The important thing to notice is the direction of the current flow in each 120V circuit. If the current in each 120V circuit is the same, the circuits are balanced and no current flows in the neutral wire back to the power company transformer. If the circuits are unbalanced, like having a bunch of lights on one circuit and nothing on the other, the difference in the two currents flows through the neutral wire. For example, if one 120V hot leg has 30A of current flowing through it and the other 120V hot leg has 40A of current flowing through it, the neutral wire will have 40-30=10A of current flowing through it. Under normal circumstances, no current will flow through the earth/grounding wire.

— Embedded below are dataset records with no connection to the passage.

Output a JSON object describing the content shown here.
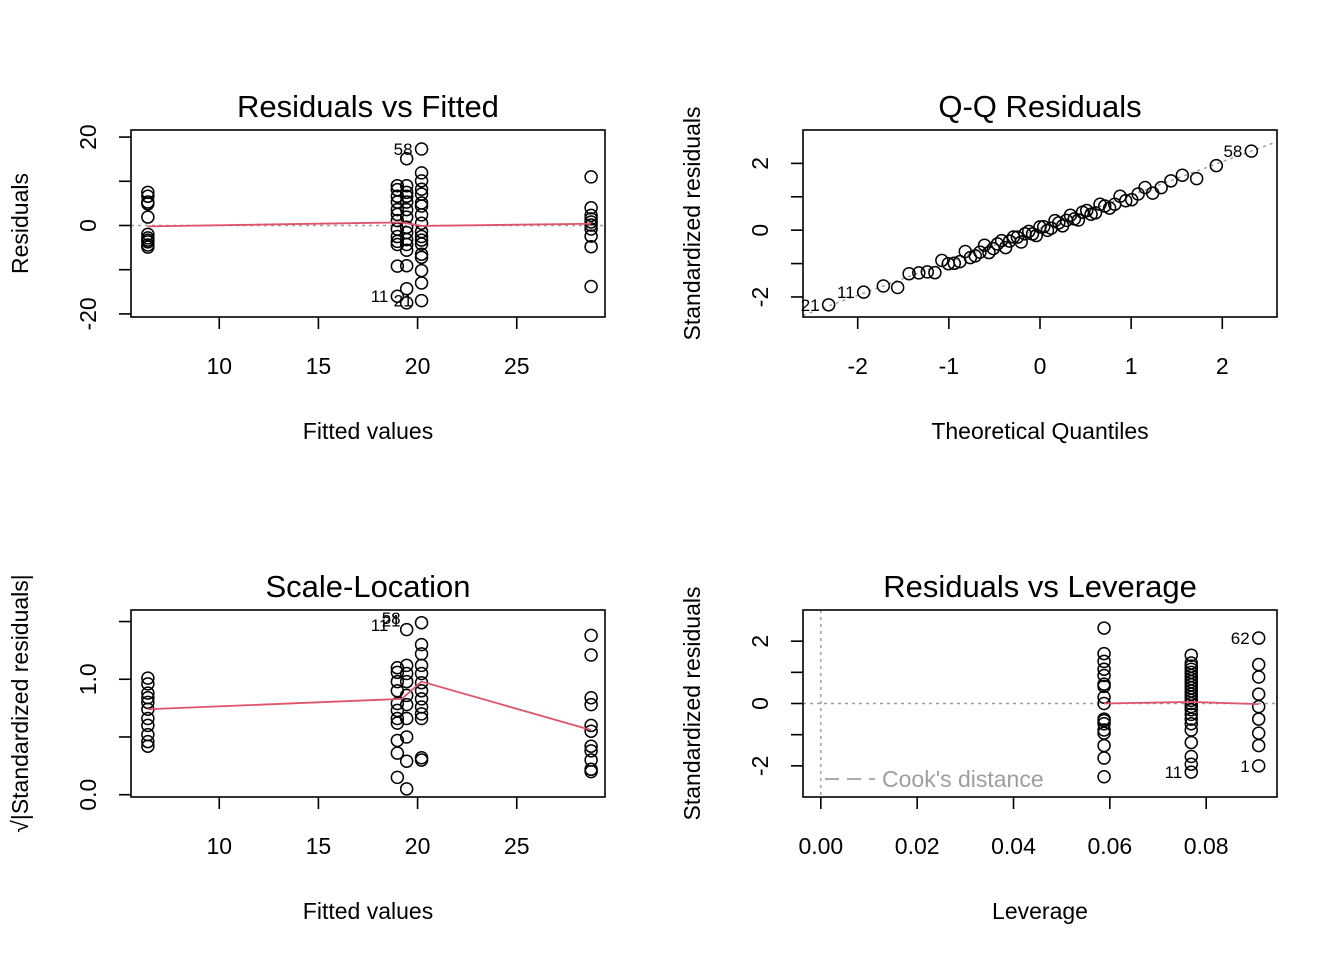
{
  "colors": {
    "smoother": "#DF536B",
    "reference": "#9E9E9E",
    "points": "#000000"
  },
  "chart_data": [
    {
      "type": "scatter",
      "title": "Residuals vs Fitted",
      "xlabel": "Fitted values",
      "ylabel": "Residuals",
      "xlim": [
        5.55,
        29.45
      ],
      "ylim": [
        -20.7,
        21.6
      ],
      "xticks": [
        10,
        15,
        20,
        25
      ],
      "yticks": [
        -20,
        0,
        20
      ],
      "yticks_minor": [
        -20,
        -10,
        0,
        10,
        20
      ],
      "reference_line": {
        "type": "horizontal",
        "y": 0,
        "style": "dotted"
      },
      "points": [
        {
          "x": 6.4,
          "y": [
            7.5,
            6.6,
            5.3,
            4.9,
            1.9,
            -2.0,
            -2.8,
            -3.3,
            -3.7,
            -4.4,
            -4.9
          ]
        },
        {
          "x": 18.98,
          "y": [
            9.0,
            8.1,
            6.6,
            5.3,
            3.6,
            2.5,
            1.1,
            -0.8,
            -2.5,
            -3.6,
            -4.3,
            -9.2,
            -16.0
          ]
        },
        {
          "x": 19.45,
          "y": [
            15.1,
            9.0,
            7.5,
            6.6,
            5.3,
            3.6,
            1.9,
            -0.4,
            -1.6,
            -3.2,
            -4.3,
            -5.6,
            -9.1,
            -14.3,
            -17.5
          ]
        },
        {
          "x": 20.2,
          "y": [
            17.3,
            11.9,
            10.1,
            8.2,
            7.1,
            5.1,
            4.4,
            2.4,
            0.5,
            -1.4,
            -2.5,
            -3.3,
            -4.2,
            -6.5,
            -7.2,
            -10.2,
            -13.0,
            -17.0
          ]
        },
        {
          "x": 28.75,
          "y": [
            11.0,
            4.0,
            2.3,
            1.5,
            0.8,
            0.1,
            -0.8,
            -2.4,
            -4.8,
            -13.8
          ]
        }
      ],
      "smoother": {
        "x": [
          6.4,
          19.2,
          20.2,
          28.75
        ],
        "y": [
          -0.2,
          0.7,
          -0.1,
          0.4
        ]
      },
      "point_labels": [
        {
          "text": "58",
          "x": 20.2,
          "y": 17.3
        },
        {
          "text": "11",
          "x": 18.98,
          "y": -16.0
        },
        {
          "text": "21",
          "x": 20.2,
          "y": -17.0
        }
      ]
    },
    {
      "type": "scatter",
      "title": "Q-Q Residuals",
      "xlabel": "Theoretical Quantiles",
      "ylabel": "Standardized residuals",
      "xlim": [
        -2.6,
        2.6
      ],
      "ylim": [
        -2.6,
        3.0
      ],
      "xticks": [
        -2,
        -1,
        0,
        1,
        2
      ],
      "yticks": [
        -2,
        0,
        2
      ],
      "yticks_minor": [
        -2,
        -1,
        0,
        1,
        2
      ],
      "reference_line": {
        "type": "line",
        "x": [
          -2.6,
          2.6
        ],
        "y": [
          -2.55,
          2.65
        ],
        "style": "dotted"
      },
      "n_points": 61,
      "point_labels": [
        {
          "text": "58",
          "index": 60
        },
        {
          "text": "21",
          "index": 0
        },
        {
          "text": "11",
          "index": 1
        }
      ]
    },
    {
      "type": "scatter",
      "title": "Scale-Location",
      "xlabel": "Fitted values",
      "ylabel": "√|Standardized residuals|",
      "xlim": [
        5.55,
        29.45
      ],
      "ylim": [
        -0.02,
        1.6
      ],
      "xticks": [
        10,
        15,
        20,
        25
      ],
      "yticks": [
        0.0,
        1.0
      ],
      "yticks_minor": [
        0.0,
        0.5,
        1.0,
        1.5
      ],
      "points": [
        {
          "x": 6.4,
          "y": [
            1.01,
            0.96,
            0.88,
            0.84,
            0.8,
            0.74,
            0.66,
            0.6,
            0.52,
            0.46,
            0.42
          ]
        },
        {
          "x": 18.98,
          "y": [
            1.1,
            1.06,
            0.98,
            0.9,
            0.79,
            0.73,
            0.66,
            0.62,
            0.47,
            0.36,
            0.15
          ]
        },
        {
          "x": 19.45,
          "y": [
            1.43,
            1.12,
            1.05,
            0.98,
            0.86,
            0.78,
            0.66,
            0.5,
            0.29,
            0.05
          ]
        },
        {
          "x": 20.2,
          "y": [
            1.49,
            1.3,
            1.22,
            1.12,
            1.05,
            0.97,
            0.9,
            0.83,
            0.76,
            0.7,
            0.66,
            0.32,
            0.3
          ]
        },
        {
          "x": 28.75,
          "y": [
            1.38,
            1.21,
            0.84,
            0.78,
            0.6,
            0.55,
            0.42,
            0.38,
            0.3,
            0.22,
            0.2
          ]
        }
      ],
      "smoother": {
        "x": [
          6.4,
          19.2,
          20.2,
          28.75
        ],
        "y": [
          0.74,
          0.83,
          0.98,
          0.56
        ]
      },
      "point_labels": [
        {
          "text": "58",
          "x": 19.6,
          "y": 1.53
        },
        {
          "text": "21",
          "x": 19.6,
          "y": 1.51
        },
        {
          "text": "11",
          "x": 18.98,
          "y": 1.47
        }
      ]
    },
    {
      "type": "scatter",
      "title": "Residuals vs Leverage",
      "xlabel": "Leverage",
      "ylabel": "Standardized residuals",
      "xlim": [
        -0.0037,
        0.0947
      ],
      "ylim": [
        -3.0,
        3.0
      ],
      "xticks": [
        0.0,
        0.02,
        0.04,
        0.06,
        0.08
      ],
      "xtick_labels": [
        "0.00",
        "0.02",
        "0.04",
        "0.06",
        "0.08"
      ],
      "yticks": [
        -2,
        0,
        2
      ],
      "yticks_minor": [
        -2,
        -1,
        0,
        1,
        2
      ],
      "reference_lines": [
        {
          "type": "horizontal",
          "y": 0,
          "style": "dotted"
        },
        {
          "type": "vertical",
          "x": 0,
          "style": "dotted"
        }
      ],
      "points": [
        {
          "x": 0.0588,
          "y": [
            2.42,
            1.6,
            1.35,
            1.1,
            0.9,
            0.62,
            0.55,
            0.2,
            0.0,
            -0.5,
            -0.55,
            -0.65,
            -0.85,
            -0.95,
            -1.35,
            -1.75,
            -2.35
          ]
        },
        {
          "x": 0.0769,
          "y": [
            1.55,
            1.3,
            1.2,
            1.1,
            1.0,
            0.9,
            0.8,
            0.7,
            0.6,
            0.5,
            0.4,
            0.3,
            0.2,
            0.1,
            0.0,
            -0.1,
            -0.2,
            -0.35,
            -0.5,
            -0.65,
            -0.85,
            -1.25,
            -1.7,
            -1.95,
            -2.2
          ]
        },
        {
          "x": 0.0909,
          "y": [
            2.1,
            1.25,
            0.85,
            0.3,
            -0.1,
            -0.5,
            -0.95,
            -1.35,
            -2.0
          ]
        }
      ],
      "smoother": {
        "x": [
          0.0588,
          0.0769,
          0.0909
        ],
        "y": [
          0.0,
          0.05,
          -0.02
        ]
      },
      "point_labels": [
        {
          "text": "62",
          "x": 0.0909,
          "y": 2.1
        },
        {
          "text": "11",
          "x": 0.0769,
          "y": -2.2
        },
        {
          "text": "1",
          "x": 0.0909,
          "y": -2.0
        }
      ],
      "legend": {
        "label": "Cook's distance",
        "position": "bottom-left",
        "style": "dashed"
      }
    }
  ]
}
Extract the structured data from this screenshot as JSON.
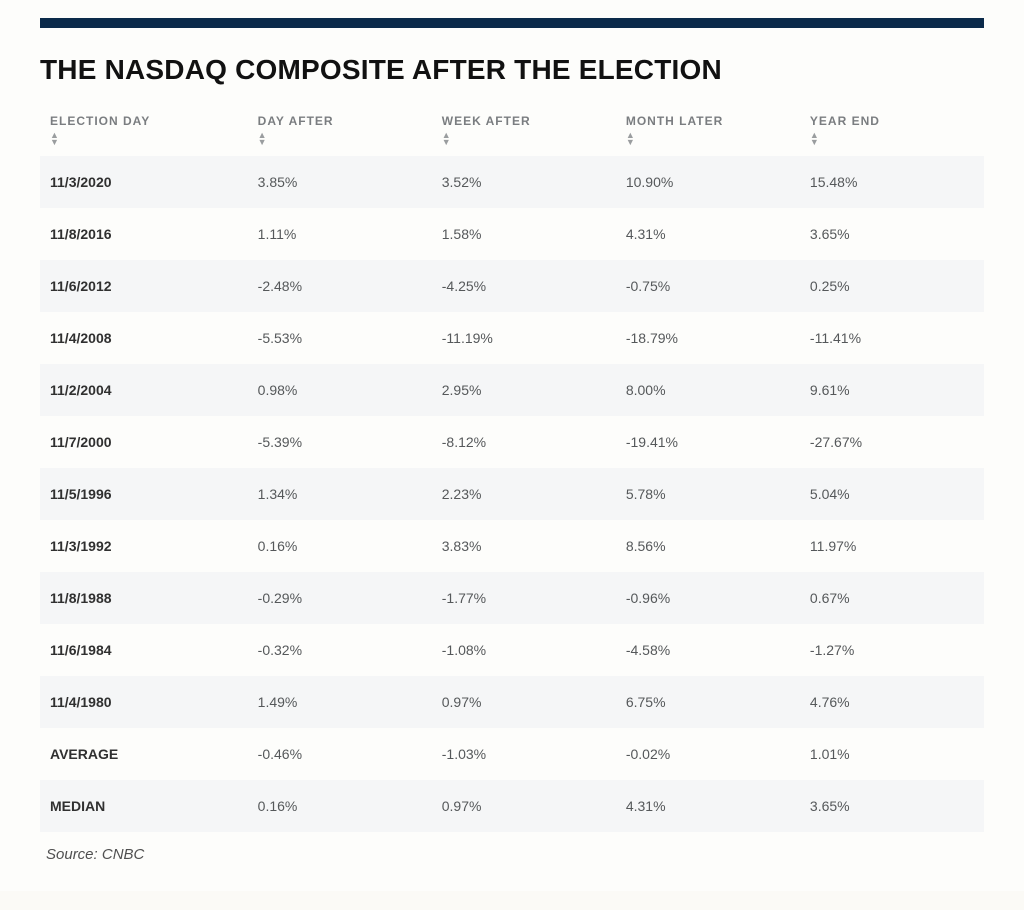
{
  "layout": {
    "top_bar_color": "#0b2a4a",
    "page_bg": "#fdfdfb",
    "alt_row_bg": "#f5f6f7",
    "header_text_color": "#7a7d80",
    "cell_text_color": "#55585a",
    "firstcol_text_color": "#303030",
    "title_fontsize": 28,
    "header_fontsize": 12,
    "cell_fontsize": 14
  },
  "title": "THE NASDAQ COMPOSITE AFTER THE ELECTION",
  "columns": [
    "ELECTION DAY",
    "DAY AFTER",
    "WEEK AFTER",
    "MONTH LATER",
    "YEAR END"
  ],
  "rows": [
    [
      "11/3/2020",
      "3.85%",
      "3.52%",
      "10.90%",
      "15.48%"
    ],
    [
      "11/8/2016",
      "1.11%",
      "1.58%",
      "4.31%",
      "3.65%"
    ],
    [
      "11/6/2012",
      "-2.48%",
      "-4.25%",
      "-0.75%",
      "0.25%"
    ],
    [
      "11/4/2008",
      "-5.53%",
      "-11.19%",
      "-18.79%",
      "-11.41%"
    ],
    [
      "11/2/2004",
      "0.98%",
      "2.95%",
      "8.00%",
      "9.61%"
    ],
    [
      "11/7/2000",
      "-5.39%",
      "-8.12%",
      "-19.41%",
      "-27.67%"
    ],
    [
      "11/5/1996",
      "1.34%",
      "2.23%",
      "5.78%",
      "5.04%"
    ],
    [
      "11/3/1992",
      "0.16%",
      "3.83%",
      "8.56%",
      "11.97%"
    ],
    [
      "11/8/1988",
      "-0.29%",
      "-1.77%",
      "-0.96%",
      "0.67%"
    ],
    [
      "11/6/1984",
      "-0.32%",
      "-1.08%",
      "-4.58%",
      "-1.27%"
    ],
    [
      "11/4/1980",
      "1.49%",
      "0.97%",
      "6.75%",
      "4.76%"
    ],
    [
      "AVERAGE",
      "-0.46%",
      "-1.03%",
      "-0.02%",
      "1.01%"
    ],
    [
      "MEDIAN",
      "0.16%",
      "0.97%",
      "4.31%",
      "3.65%"
    ]
  ],
  "source": "Source: CNBC"
}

We performed a test to try to check neutral wire performance. We turned off all 240V appliances including the dryer, hot water heater, heat pump, and furnace. Next we turned on many of the lights in the house. We measured currents in the circuit breaker box using a clamp-on current meter. The currents in the two 120V hot wires at the top of the circuit breaker box were unbalanced at 15A and 5A. The current flowing through the neutral wire should have been close to 10A, but it was only about 5A. I then measured the grounding wire current, which was also about 5A. Some electricity was flowing back to the power company transformer through the literal ground, which is very bad. In this steady state, there was no flickering or dimming. My theory is when a quick change in current draw occurs, like the refrigerator kicking on, the imperfect neutral and ground connections cannot keep up with the required unbalanced current flow and the two separate 120V circuits are seemingly connected in series across all 240V for fractions of a second at a time. Below is a diagram of the loose neutral behavior.
In this situation, you will get both severe voltage drops and voltage spikes depending on the types of loads and how they are connected.
After a lot of back and forth with the power company, and having to prove the problem was outside the house, they dug up and replaced some wire by the power company transformer. This is not a common problem, so they took a lot of convincing. You could get the same behavior from a loose neutral connection at the circuit breaker box inside the house, but that was easy to check and that was not the case. The new rock-solid neutral wire connection to the power company transformer totally fixed the problem. They only offered to reimburse depreciated value for the electronics and appliances that got fried, so not very much.